Self-Discipline, Or Not

Catfish brought home a 3.5-pound bag of Peanut M&Ms from Sam's Club yesterday. I hate him.

Actually, it's still sitting on the shelf, or about 3.2 pounds of it is, anyway.

If he had brought it home when I was at the top of my Effexor dose, 150 mg per day, I would have chowed the entire bag down in 2.5 days. If he'd brought it home when I was at 75 mg of Effexor a day, it would've taken me 5.0 days.

I told my psychiatrist how bad my bad-food cravings were when I was on so much Effexor, and he didn't seem surprised, which surprised me. From what I've read, serotonin does affect food cravings -- but it's low levels of serotonin that'll keep your hand going back to that bag. Effexor should've raised my serotonin levels, but instead it raised my M&M levels. Then again, maybe it was my phlegmatism that made my chocomania so expected.

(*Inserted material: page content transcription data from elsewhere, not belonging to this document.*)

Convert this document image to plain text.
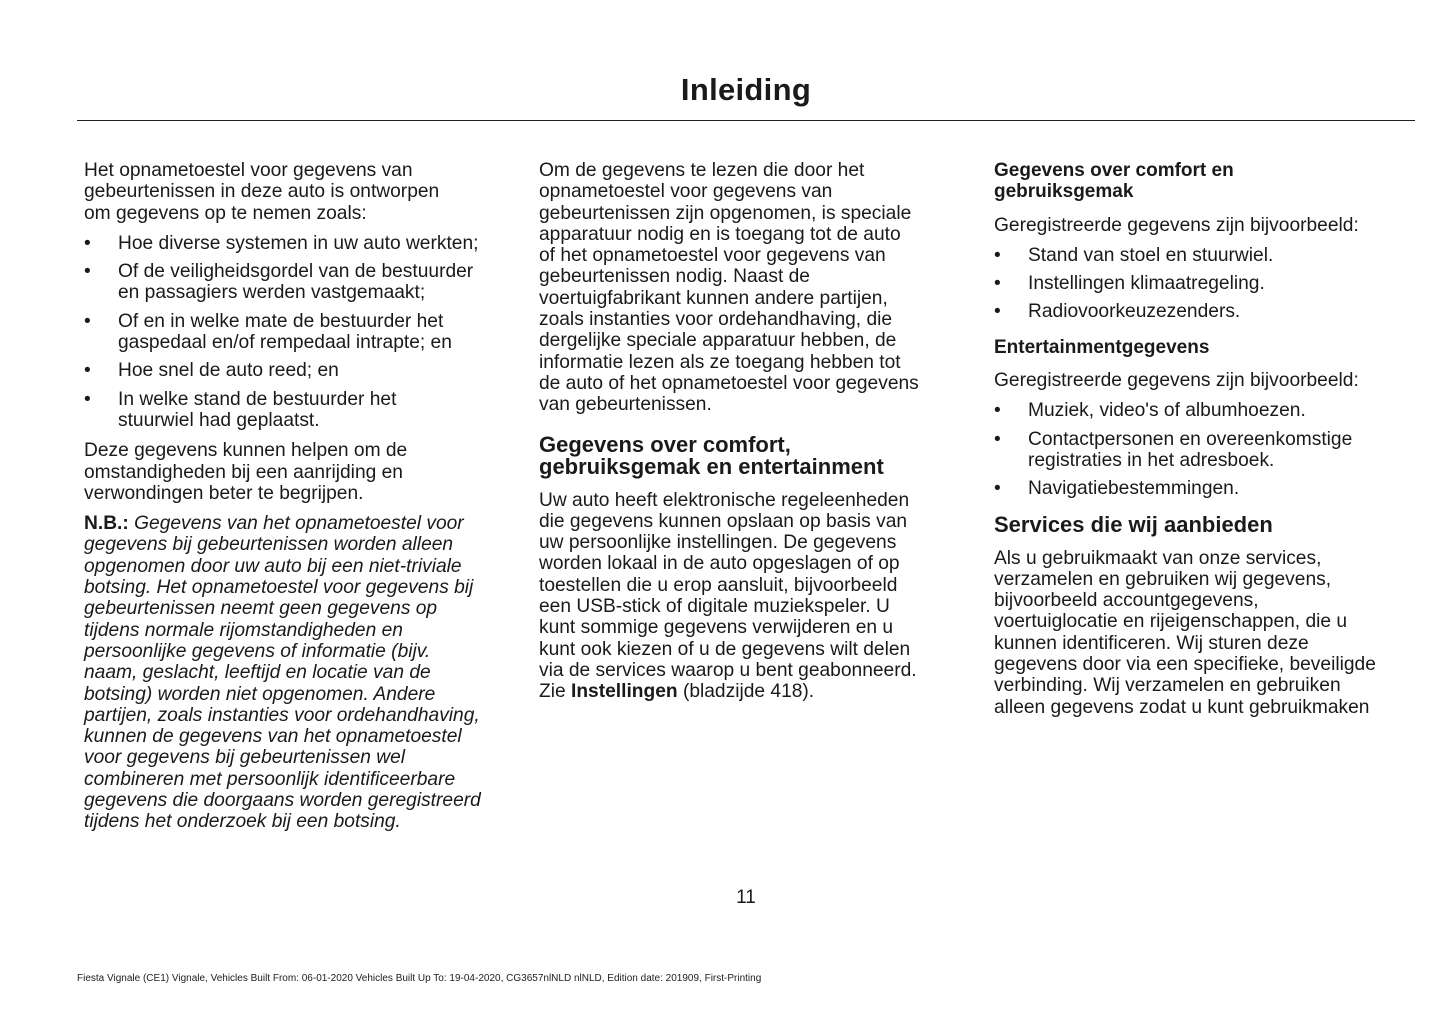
Inleiding

Het opnametoestel voor gegevens van
gebeurtenissen in deze auto is ontworpen
om gegevens op te nemen zoals:

• Hoe diverse systemen in uw auto werkten;
• Of de veiligheidsgordel van de bestuurder
en passagiers werden vastgemaakt;
• Of en in welke mate de bestuurder het
gaspedaal en/of rempedaal intrapte; en
• Hoe snel de auto reed; en
• In welke stand de bestuurder het
stuurwiel had geplaatst.

Deze gegevens kunnen helpen om de
omstandigheden bij een aanrijding en
verwondingen beter te begrijpen.

N.B.: Gegevens van het opnametoestel voor
gegevens bij gebeurtenissen worden alleen
opgenomen door uw auto bij een niet-triviale
botsing. Het opnametoestel voor gegevens bij
gebeurtenissen neemt geen gegevens op
tijdens normale rijomstandigheden en
persoonlijke gegevens of informatie (bijv.
naam, geslacht, leeftijd en locatie van de
botsing) worden niet opgenomen. Andere
partijen, zoals instanties voor ordehandhaving,
kunnen de gegevens van het opnametoestel
voor gegevens bij gebeurtenissen wel
combineren met persoonlijk identificeerbare
gegevens die doorgaans worden geregistreerd
tijdens het onderzoek bij een botsing.

Om de gegevens te lezen die door het
opnametoestel voor gegevens van
gebeurtenissen zijn opgenomen, is speciale
apparatuur nodig en is toegang tot de auto
of het opnametoestel voor gegevens van
gebeurtenissen nodig. Naast de
voertuigfabrikant kunnen andere partijen,
zoals instanties voor ordehandhaving, die
dergelijke speciale apparatuur hebben, de
informatie lezen als ze toegang hebben tot
de auto of het opnametoestel voor gegevens
van gebeurtenissen.

Gegevens over comfort,
gebruiksgemak en entertainment

Uw auto heeft elektronische regeleenheden
die gegevens kunnen opslaan op basis van
uw persoonlijke instellingen. De gegevens
worden lokaal in de auto opgeslagen of op
toestellen die u erop aansluit, bijvoorbeeld
een USB-stick of digitale muziekspeler. U
kunt sommige gegevens verwijderen en u
kunt ook kiezen of u de gegevens wilt delen
via de services waarop u bent geabonneerd.
Zie Instellingen (bladzijde 418).

Gegevens over comfort en
gebruiksgemak

Geregistreerde gegevens zijn bijvoorbeeld:

• Stand van stoel en stuurwiel.
• Instellingen klimaatregeling.
• Radiovoorkeuzezenders.
Entertainmentgegevens

Geregistreerde gegevens zijn bijvoorbeeld:

• Muziek, video's of albumhoezen.
• Contactpersonen en overeenkomstige
registraties in het adresboek.
• Navigatiebestemmingen.
Services die wij aanbieden

Als u gebruikmaakt van onze services,
verzamelen en gebruiken wij gegevens,
bijvoorbeeld accountgegevens,
voertuiglocatie en rijeigenschappen, die u
kunnen identificeren. Wij sturen deze
gegevens door via een specifieke, beveiligde
verbinding. Wij verzamelen en gebruiken
alleen gegevens zodat u kunt gebruikmaken

11
Fiesta Vignale (CE1) Vignale, Vehicles Built From: 06-01-2020 Vehicles Built Up To: 19-04-2020, CG3657nlNLD nlNLD, Edition date: 201909, First-Printing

My point, though, is that for a lot of what we do, there's a chemical behind it. We all talk about chocolate during PMS, pickles and ice cream in pregnancy -- but my Effexor experiment sold me on the more abstract idea that our brain chemicals can influence behaviors like self-discipline. Yeah, yeah, self-discipline is a muscle, we know; all the same, coming down off the Effexor was like giving that muscle a shot of 'roids with each smaller dose. So though we can work on our self-discipline just like any other behavior, we've also lucked (or unlucked) into its initial state just as we have the shape of our toenails.

So if you're wondering why you suck so bad at doing your exercises every day or not eating so many cheeseburgers, consider that there's probably a chemical behind it. And give into it. Let yourself suck. Eat cheeseburgers at an astronomical rate. Scolding yourself is not going to stem the cheeseburger scarfing. Accepting your weak self-discipline muscle for what it is and then working to make it stronger might.

And if you can't stop eating cheeseburgers because you're depressed, consider changing your diet as a psychiatric tactic. We store 95% of our serotonin in our intestines. Our bowels are our "second brain."

P.S. We are doing one push-up for every M&M eaten. That theory that self-discipline in any area affects every area is gonna kick in any minute.